Troisième histoire

C’est ici que débute la troisième partie !

Bertrand : la route à suivre a l’air d’être une ancienne voie romaine, nous pourrons l’emprunter à un bon rythme. Nous avons deux grosses journées de voyages jusqu’à Saint jacques de Compostelle.
Philippe : Si nous raccourcissons notre nuit et fractionnons le trajet et la fatigue, nous pouvons y être demain à midi. Donnons notre maximum et celui de nos destriers pour échapper à nos poursuivants.
Arthur : Arrivés à destination, il nous faudra utiliser la ruse, sans doute des déguisements comme vous ma Dame ce matin.
Bertrand : Il faudra réfléchir à votre identité, et donc vous trouver un prénom.
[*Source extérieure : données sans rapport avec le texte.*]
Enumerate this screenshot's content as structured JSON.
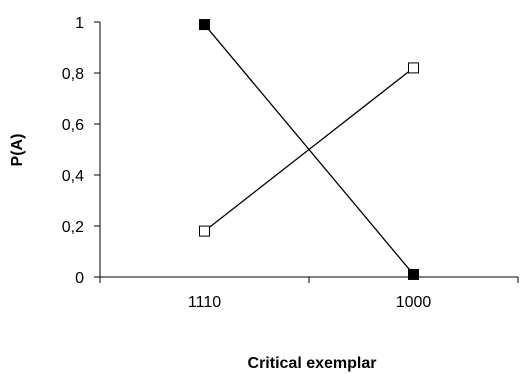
{
  "chart_data": {
    "type": "line",
    "xlabel": "Critical exemplar",
    "ylabel": "P(A)",
    "categories": [
      "1110",
      "1000"
    ],
    "ylim": [
      0,
      1
    ],
    "yticks": [
      "0",
      "0,2",
      "0,4",
      "0,6",
      "0,8",
      "1"
    ],
    "grid": false,
    "legend": "none",
    "series": [
      {
        "values": [
          0.99,
          0.01
        ],
        "marker": "filled-square",
        "color": "#000000"
      },
      {
        "values": [
          0.18,
          0.82
        ],
        "marker": "open-square",
        "color": "#000000"
      }
    ]
  }
}
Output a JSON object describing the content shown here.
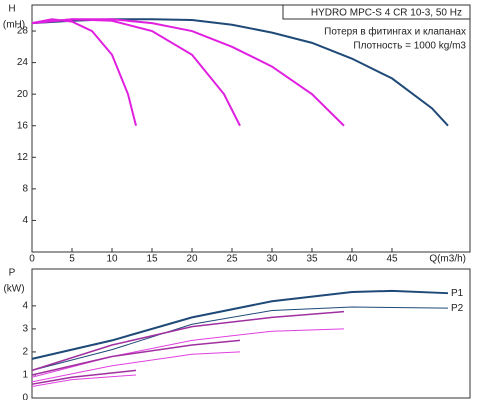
{
  "chart_data": [
    {
      "type": "line",
      "title": "HYDRO MPC-S 4 CR 10-3, 50 Hz",
      "notes": [
        "Потеря в фитингах и клапанах",
        "Плотность = 1000 kg/m3"
      ],
      "ylabel": "H",
      "yunit": "(mH)",
      "xlabel": "Q(m3/h)",
      "xlim": [
        0,
        54.75
      ],
      "ylim": [
        0,
        31.3
      ],
      "xticks": [
        0,
        5,
        10,
        15,
        20,
        25,
        30,
        35,
        40,
        45
      ],
      "yticks": [
        4,
        8,
        12,
        16,
        20,
        24,
        28
      ],
      "series": [
        {
          "color": "#1f4a78",
          "width": 2,
          "x": [
            0,
            5,
            10,
            15,
            20,
            25,
            30,
            35,
            40,
            45,
            50,
            52
          ],
          "values": [
            29,
            29.3,
            29.5,
            29.5,
            29.4,
            28.8,
            27.8,
            26.5,
            24.5,
            22,
            18.2,
            16
          ]
        },
        {
          "color": "#e020e0",
          "width": 2,
          "x": [
            0,
            2.5,
            5,
            7.5,
            10,
            12,
            13
          ],
          "values": [
            29,
            29.5,
            29.2,
            28,
            25,
            20,
            16
          ]
        },
        {
          "color": "#e020e0",
          "width": 2,
          "x": [
            0,
            5,
            10,
            15,
            20,
            24,
            26
          ],
          "values": [
            29,
            29.5,
            29.3,
            28,
            25,
            20,
            16
          ]
        },
        {
          "color": "#e020e0",
          "width": 2,
          "x": [
            0,
            5,
            10,
            15,
            20,
            25,
            30,
            35,
            39
          ],
          "values": [
            29,
            29.5,
            29.5,
            29,
            28,
            26,
            23.5,
            20,
            16
          ]
        }
      ]
    },
    {
      "type": "line",
      "ylabel": "P",
      "yunit": "(kW)",
      "xlim": [
        0,
        54.75
      ],
      "ylim": [
        0,
        5.6
      ],
      "yticks": [
        0,
        1,
        2,
        3,
        4
      ],
      "series": [
        {
          "name": "P1",
          "color": "#1f4a78",
          "width": 2,
          "x": [
            0,
            10,
            20,
            30,
            40,
            45,
            52
          ],
          "values": [
            1.7,
            2.5,
            3.5,
            4.2,
            4.6,
            4.65,
            4.55
          ]
        },
        {
          "name": "P2",
          "color": "#1f4a78",
          "width": 1,
          "x": [
            0,
            10,
            20,
            30,
            40,
            52
          ],
          "values": [
            1.2,
            2.1,
            3.2,
            3.8,
            3.95,
            3.9
          ]
        },
        {
          "color": "#a030a0",
          "width": 1.5,
          "x": [
            0,
            10,
            20,
            30,
            39
          ],
          "values": [
            1.2,
            2.3,
            3.1,
            3.5,
            3.75
          ]
        },
        {
          "color": "#e040e0",
          "width": 1,
          "x": [
            0,
            10,
            20,
            30,
            39
          ],
          "values": [
            0.9,
            1.8,
            2.5,
            2.9,
            3.0
          ]
        },
        {
          "color": "#a030a0",
          "width": 1.5,
          "x": [
            0,
            10,
            20,
            26
          ],
          "values": [
            1.0,
            1.8,
            2.3,
            2.5
          ]
        },
        {
          "color": "#e040e0",
          "width": 1,
          "x": [
            0,
            10,
            20,
            26
          ],
          "values": [
            0.7,
            1.4,
            1.9,
            2.0
          ]
        },
        {
          "color": "#a030a0",
          "width": 1.5,
          "x": [
            0,
            5,
            13
          ],
          "values": [
            0.6,
            0.9,
            1.2
          ]
        },
        {
          "color": "#e040e0",
          "width": 1,
          "x": [
            0,
            5,
            13
          ],
          "values": [
            0.5,
            0.8,
            1.0
          ]
        }
      ]
    }
  ]
}
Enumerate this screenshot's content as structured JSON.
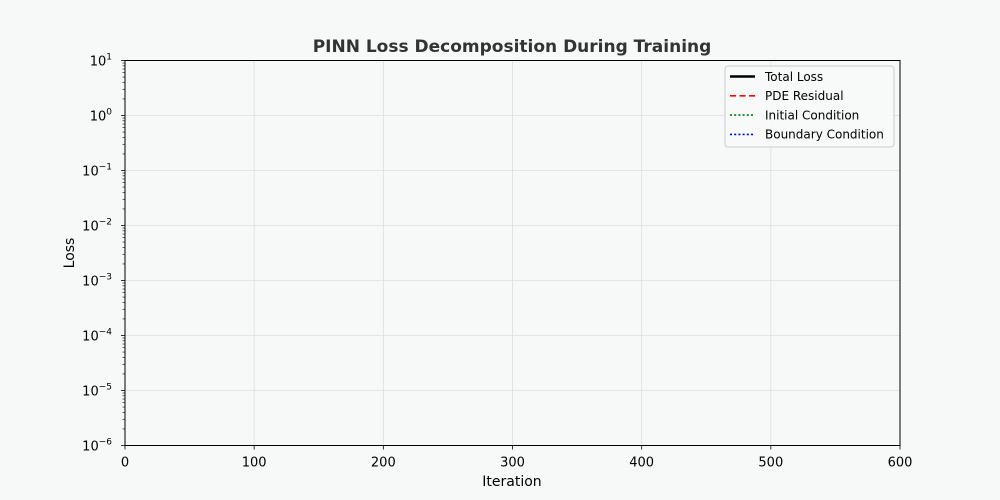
{
  "chart_data": {
    "type": "line",
    "title": "PINN Loss Decomposition During Training",
    "xlabel": "Iteration",
    "ylabel": "Loss",
    "xlim": [
      0,
      600
    ],
    "ylim": [
      1e-06,
      10
    ],
    "yscale": "log",
    "grid": true,
    "legend_position": "top-right",
    "x_ticks": [
      "0",
      "100",
      "200",
      "300",
      "400",
      "500",
      "600"
    ],
    "y_ticks": [
      {
        "base": "10",
        "exp": "1"
      },
      {
        "base": "10",
        "exp": "0"
      },
      {
        "base": "10",
        "exp": "−1"
      },
      {
        "base": "10",
        "exp": "−2"
      },
      {
        "base": "10",
        "exp": "−3"
      },
      {
        "base": "10",
        "exp": "−4"
      },
      {
        "base": "10",
        "exp": "−5"
      },
      {
        "base": "10",
        "exp": "−6"
      }
    ],
    "series": [
      {
        "name": "Total Loss",
        "color": "#000000",
        "dash": "solid",
        "x": [],
        "y": []
      },
      {
        "name": "PDE Residual",
        "color": "#ff0000",
        "dash": "dashed",
        "x": [],
        "y": []
      },
      {
        "name": "Initial Condition",
        "color": "#008000",
        "dash": "dotted",
        "x": [],
        "y": []
      },
      {
        "name": "Boundary Condition",
        "color": "#0000ff",
        "dash": "dotted",
        "x": [],
        "y": []
      }
    ]
  }
}
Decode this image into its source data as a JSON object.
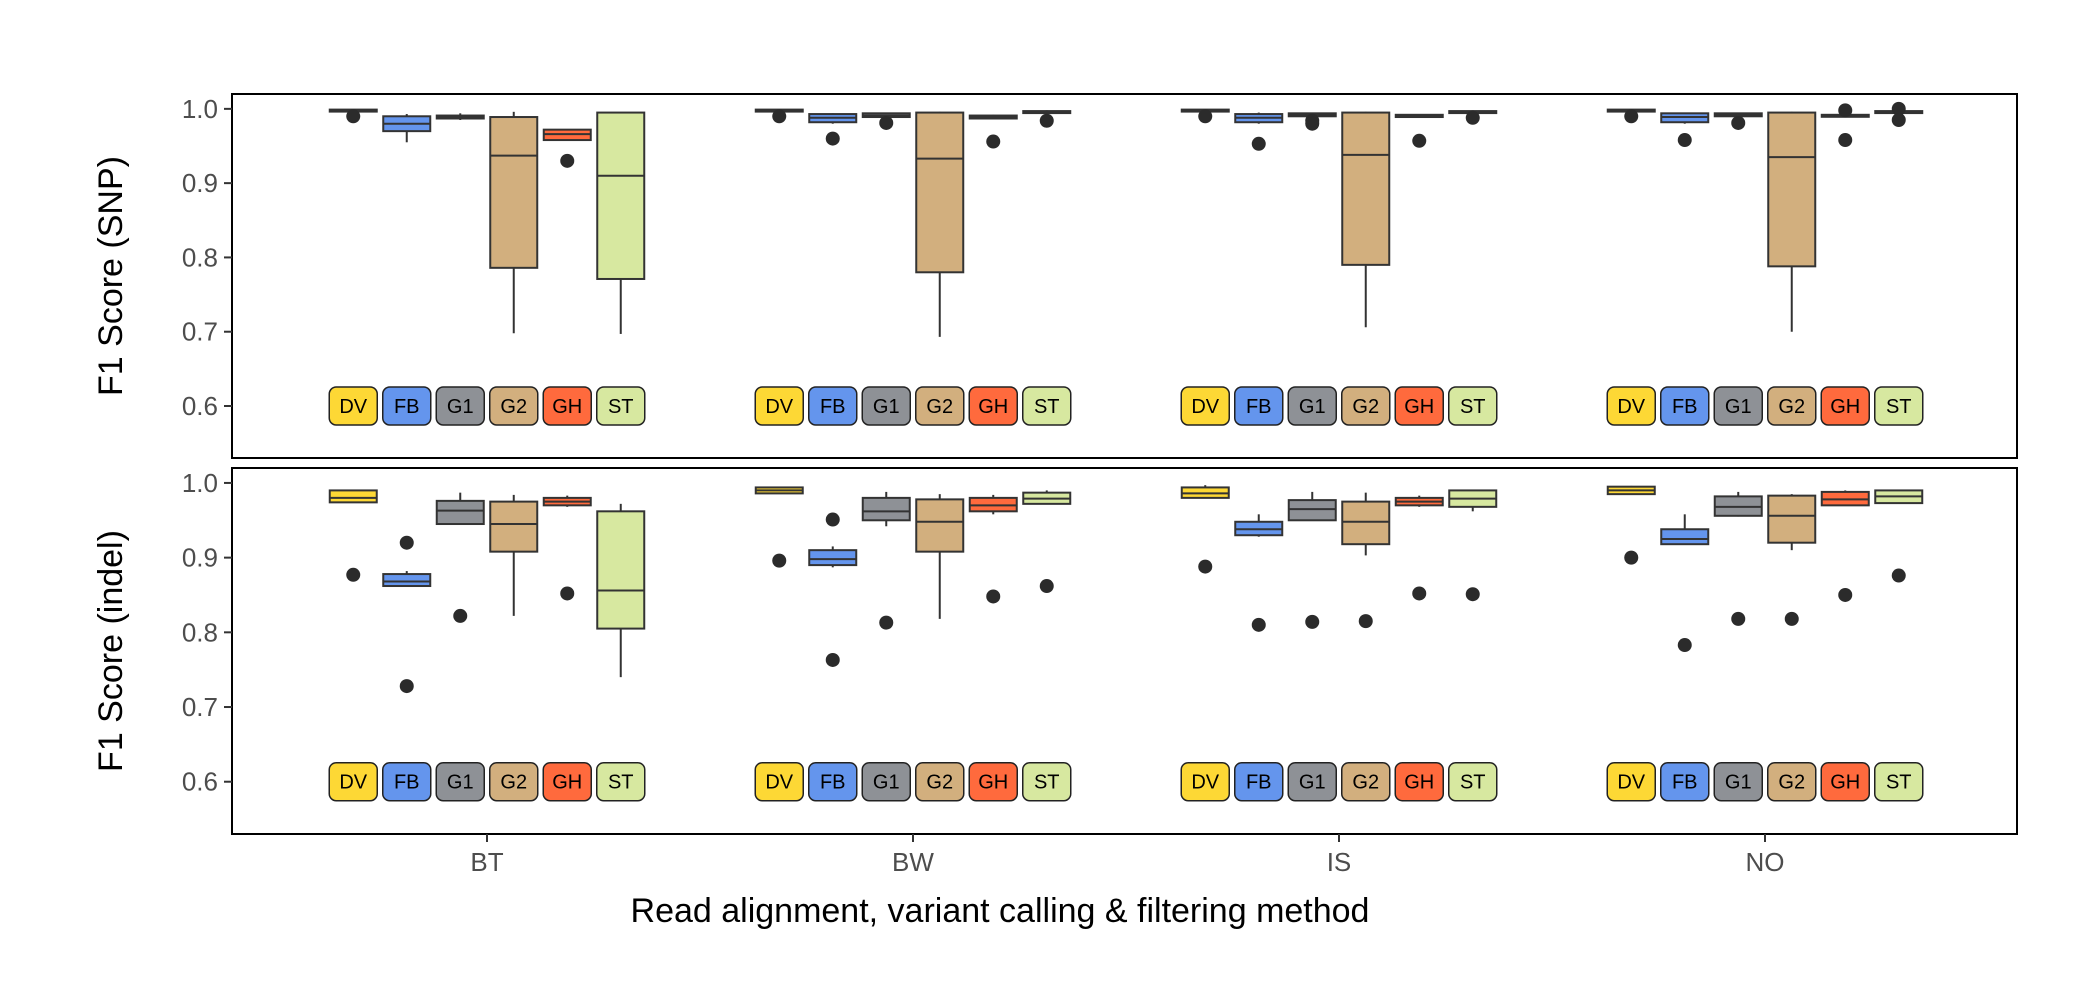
{
  "chart_data": {
    "type": "boxplot",
    "xlabel": "Read alignment, variant calling & filtering method",
    "groups": [
      "BT",
      "BW",
      "IS",
      "NO"
    ],
    "methods": [
      "DV",
      "FB",
      "G1",
      "G2",
      "GH",
      "ST"
    ],
    "method_colors": {
      "DV": "#FDD835",
      "FB": "#6495ED",
      "G1": "#8E9196",
      "G2": "#D2AF7E",
      "GH": "#FF6A3D",
      "ST": "#D7E8A0"
    },
    "grid": false,
    "panels": [
      {
        "ylabel": "F1 Score (SNP)",
        "ylim": [
          0.53,
          1.02
        ],
        "yticks": [
          "0.6",
          "0.7",
          "0.8",
          "0.9",
          "1.0"
        ],
        "boxes": {
          "BT": [
            {
              "method": "DV",
              "min": 0.997,
              "q1": 0.997,
              "median": 0.998,
              "q3": 0.999,
              "max": 0.999,
              "outliers": [
                0.99
              ]
            },
            {
              "method": "FB",
              "min": 0.955,
              "q1": 0.97,
              "median": 0.98,
              "q3": 0.99,
              "max": 0.993,
              "outliers": []
            },
            {
              "method": "G1",
              "min": 0.985,
              "q1": 0.987,
              "median": 0.989,
              "q3": 0.991,
              "max": 0.994,
              "outliers": []
            },
            {
              "method": "G2",
              "min": 0.698,
              "q1": 0.786,
              "median": 0.937,
              "q3": 0.989,
              "max": 0.996,
              "outliers": []
            },
            {
              "method": "GH",
              "min": 0.958,
              "q1": 0.958,
              "median": 0.966,
              "q3": 0.972,
              "max": 0.972,
              "outliers": [
                0.93
              ]
            },
            {
              "method": "ST",
              "min": 0.697,
              "q1": 0.771,
              "median": 0.91,
              "q3": 0.995,
              "max": 0.995,
              "outliers": []
            }
          ],
          "BW": [
            {
              "method": "DV",
              "min": 0.997,
              "q1": 0.997,
              "median": 0.998,
              "q3": 0.999,
              "max": 0.999,
              "outliers": [
                0.99
              ]
            },
            {
              "method": "FB",
              "min": 0.98,
              "q1": 0.982,
              "median": 0.988,
              "q3": 0.993,
              "max": 0.994,
              "outliers": [
                0.96
              ]
            },
            {
              "method": "G1",
              "min": 0.988,
              "q1": 0.989,
              "median": 0.991,
              "q3": 0.994,
              "max": 0.995,
              "outliers": [
                0.981
              ]
            },
            {
              "method": "G2",
              "min": 0.693,
              "q1": 0.78,
              "median": 0.933,
              "q3": 0.995,
              "max": 0.996,
              "outliers": []
            },
            {
              "method": "GH",
              "min": 0.986,
              "q1": 0.987,
              "median": 0.989,
              "q3": 0.991,
              "max": 0.992,
              "outliers": [
                0.956
              ]
            },
            {
              "method": "ST",
              "min": 0.994,
              "q1": 0.995,
              "median": 0.996,
              "q3": 0.997,
              "max": 0.998,
              "outliers": [
                0.984
              ]
            }
          ],
          "IS": [
            {
              "method": "DV",
              "min": 0.997,
              "q1": 0.997,
              "median": 0.998,
              "q3": 0.999,
              "max": 0.999,
              "outliers": [
                0.99
              ]
            },
            {
              "method": "FB",
              "min": 0.98,
              "q1": 0.982,
              "median": 0.988,
              "q3": 0.993,
              "max": 0.995,
              "outliers": [
                0.953
              ]
            },
            {
              "method": "G1",
              "min": 0.988,
              "q1": 0.99,
              "median": 0.992,
              "q3": 0.994,
              "max": 0.995,
              "outliers": [
                0.984,
                0.98
              ]
            },
            {
              "method": "G2",
              "min": 0.706,
              "q1": 0.79,
              "median": 0.938,
              "q3": 0.995,
              "max": 0.996,
              "outliers": []
            },
            {
              "method": "GH",
              "min": 0.988,
              "q1": 0.989,
              "median": 0.99,
              "q3": 0.992,
              "max": 0.993,
              "outliers": [
                0.957
              ]
            },
            {
              "method": "ST",
              "min": 0.995,
              "q1": 0.995,
              "median": 0.996,
              "q3": 0.997,
              "max": 0.998,
              "outliers": [
                0.988
              ]
            }
          ],
          "NO": [
            {
              "method": "DV",
              "min": 0.997,
              "q1": 0.997,
              "median": 0.998,
              "q3": 0.999,
              "max": 0.999,
              "outliers": [
                0.99
              ]
            },
            {
              "method": "FB",
              "min": 0.98,
              "q1": 0.982,
              "median": 0.989,
              "q3": 0.994,
              "max": 0.995,
              "outliers": [
                0.958
              ]
            },
            {
              "method": "G1",
              "min": 0.988,
              "q1": 0.99,
              "median": 0.992,
              "q3": 0.994,
              "max": 0.995,
              "outliers": [
                0.981
              ]
            },
            {
              "method": "G2",
              "min": 0.7,
              "q1": 0.788,
              "median": 0.935,
              "q3": 0.995,
              "max": 0.996,
              "outliers": []
            },
            {
              "method": "GH",
              "min": 0.989,
              "q1": 0.99,
              "median": 0.991,
              "q3": 0.992,
              "max": 0.993,
              "outliers": [
                0.998,
                0.958
              ]
            },
            {
              "method": "ST",
              "min": 0.995,
              "q1": 0.995,
              "median": 0.996,
              "q3": 0.997,
              "max": 0.998,
              "outliers": [
                1.0,
                0.985
              ]
            }
          ]
        }
      },
      {
        "ylabel": "F1 Score (indel)",
        "ylim": [
          0.53,
          1.02
        ],
        "yticks": [
          "0.6",
          "0.7",
          "0.8",
          "0.9",
          "1.0"
        ],
        "boxes": {
          "BT": [
            {
              "method": "DV",
              "min": 0.974,
              "q1": 0.974,
              "median": 0.98,
              "q3": 0.99,
              "max": 0.99,
              "outliers": [
                0.877
              ]
            },
            {
              "method": "FB",
              "min": 0.862,
              "q1": 0.862,
              "median": 0.868,
              "q3": 0.878,
              "max": 0.882,
              "outliers": [
                0.92,
                0.728
              ]
            },
            {
              "method": "G1",
              "min": 0.945,
              "q1": 0.945,
              "median": 0.963,
              "q3": 0.976,
              "max": 0.987,
              "outliers": [
                0.822
              ]
            },
            {
              "method": "G2",
              "min": 0.822,
              "q1": 0.908,
              "median": 0.945,
              "q3": 0.975,
              "max": 0.984,
              "outliers": []
            },
            {
              "method": "GH",
              "min": 0.968,
              "q1": 0.97,
              "median": 0.975,
              "q3": 0.98,
              "max": 0.983,
              "outliers": [
                0.852
              ]
            },
            {
              "method": "ST",
              "min": 0.74,
              "q1": 0.805,
              "median": 0.856,
              "q3": 0.962,
              "max": 0.972,
              "outliers": []
            }
          ],
          "BW": [
            {
              "method": "DV",
              "min": 0.986,
              "q1": 0.986,
              "median": 0.99,
              "q3": 0.994,
              "max": 0.994,
              "outliers": [
                0.896
              ]
            },
            {
              "method": "FB",
              "min": 0.887,
              "q1": 0.89,
              "median": 0.898,
              "q3": 0.91,
              "max": 0.915,
              "outliers": [
                0.951,
                0.763
              ]
            },
            {
              "method": "G1",
              "min": 0.942,
              "q1": 0.95,
              "median": 0.962,
              "q3": 0.98,
              "max": 0.988,
              "outliers": [
                0.813
              ]
            },
            {
              "method": "G2",
              "min": 0.818,
              "q1": 0.908,
              "median": 0.948,
              "q3": 0.978,
              "max": 0.985,
              "outliers": []
            },
            {
              "method": "GH",
              "min": 0.958,
              "q1": 0.962,
              "median": 0.97,
              "q3": 0.98,
              "max": 0.984,
              "outliers": [
                0.848
              ]
            },
            {
              "method": "ST",
              "min": 0.972,
              "q1": 0.972,
              "median": 0.979,
              "q3": 0.987,
              "max": 0.99,
              "outliers": [
                0.862
              ]
            }
          ],
          "IS": [
            {
              "method": "DV",
              "min": 0.98,
              "q1": 0.98,
              "median": 0.986,
              "q3": 0.994,
              "max": 0.997,
              "outliers": [
                0.888
              ]
            },
            {
              "method": "FB",
              "min": 0.928,
              "q1": 0.93,
              "median": 0.938,
              "q3": 0.948,
              "max": 0.958,
              "outliers": [
                0.81
              ]
            },
            {
              "method": "G1",
              "min": 0.95,
              "q1": 0.95,
              "median": 0.965,
              "q3": 0.977,
              "max": 0.988,
              "outliers": [
                0.814
              ]
            },
            {
              "method": "G2",
              "min": 0.903,
              "q1": 0.918,
              "median": 0.948,
              "q3": 0.975,
              "max": 0.987,
              "outliers": [
                0.815
              ]
            },
            {
              "method": "GH",
              "min": 0.968,
              "q1": 0.97,
              "median": 0.975,
              "q3": 0.98,
              "max": 0.983,
              "outliers": [
                0.852
              ]
            },
            {
              "method": "ST",
              "min": 0.962,
              "q1": 0.968,
              "median": 0.979,
              "q3": 0.99,
              "max": 0.99,
              "outliers": [
                0.851
              ]
            }
          ],
          "NO": [
            {
              "method": "DV",
              "min": 0.985,
              "q1": 0.985,
              "median": 0.99,
              "q3": 0.995,
              "max": 0.996,
              "outliers": [
                0.9
              ]
            },
            {
              "method": "FB",
              "min": 0.918,
              "q1": 0.918,
              "median": 0.925,
              "q3": 0.938,
              "max": 0.958,
              "outliers": [
                0.783
              ]
            },
            {
              "method": "G1",
              "min": 0.955,
              "q1": 0.956,
              "median": 0.968,
              "q3": 0.982,
              "max": 0.988,
              "outliers": [
                0.818
              ]
            },
            {
              "method": "G2",
              "min": 0.91,
              "q1": 0.92,
              "median": 0.956,
              "q3": 0.983,
              "max": 0.985,
              "outliers": [
                0.818
              ]
            },
            {
              "method": "GH",
              "min": 0.97,
              "q1": 0.97,
              "median": 0.978,
              "q3": 0.988,
              "max": 0.99,
              "outliers": [
                0.85
              ]
            },
            {
              "method": "ST",
              "min": 0.973,
              "q1": 0.973,
              "median": 0.982,
              "q3": 0.99,
              "max": 0.99,
              "outliers": [
                0.876
              ]
            }
          ]
        }
      }
    ]
  }
}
Nous ne sommes pas de trop de quatre pour assurer l’escorte d’une demoiselle de la noblesse, si vous voulez tenir ce rôle.
La Dame : Je veux bien essayer avec l’aide de vous tous. Bertrand, vous m’avez proposer de me baptiser sur l’île du grimoire, Je suis d’accord pour que vous choisissiez à vous quatre un prénom qui me convienne et que vous Bertrand me baptisiez quand vous le trouverez utile.
Philippe : Il faudra vous trouver une monture et un harnachement de circonstance. Une jument, un hongre peut être avec une belle prestance mais docile et qui supporte votre présence près de lui et sur son dos sans peur ni méfiance.
Arthur : Si comme nous trois, vous ne connaissez pas l’espagnol, il faudra que vous soyez native d’ailleurs et nous trois votre escorte et Bertrand, notre guide et interprète.
Frédérick : Pourquoi pas imaginer que nous amenons notre Dame en épousailles d’un noble choisi en visant notre destination.
Bertrand : Très bonne idée. Il y a trop de monde après nous dans l’Ouest, prenons plein Est et cherchons de l’aide en Navarre, royaume qui a vu naitre votre mère, Arthur, ou en Castille qui a vu naitre la mienne.
Nous trouverons l’aide dont nous aurons besoin.
Arthur : Dans Saint-Jacques nous achèterons tout ce dont nous avons besoin pour le chemin vers notre destination fictive et modifier notre apparence, mais avant d’y rentrer, Il nous faudra déjà avoir choisi pour chacun une autre identité et pour ma Dame, un époux plausible.
Bertrand : Nous allons réfléchir en route au meilleur candidat pour cette fiction. D’ici là allons prestement. Courez devant, ma Dame aussi vite que vous le pouvez, nous suivrons.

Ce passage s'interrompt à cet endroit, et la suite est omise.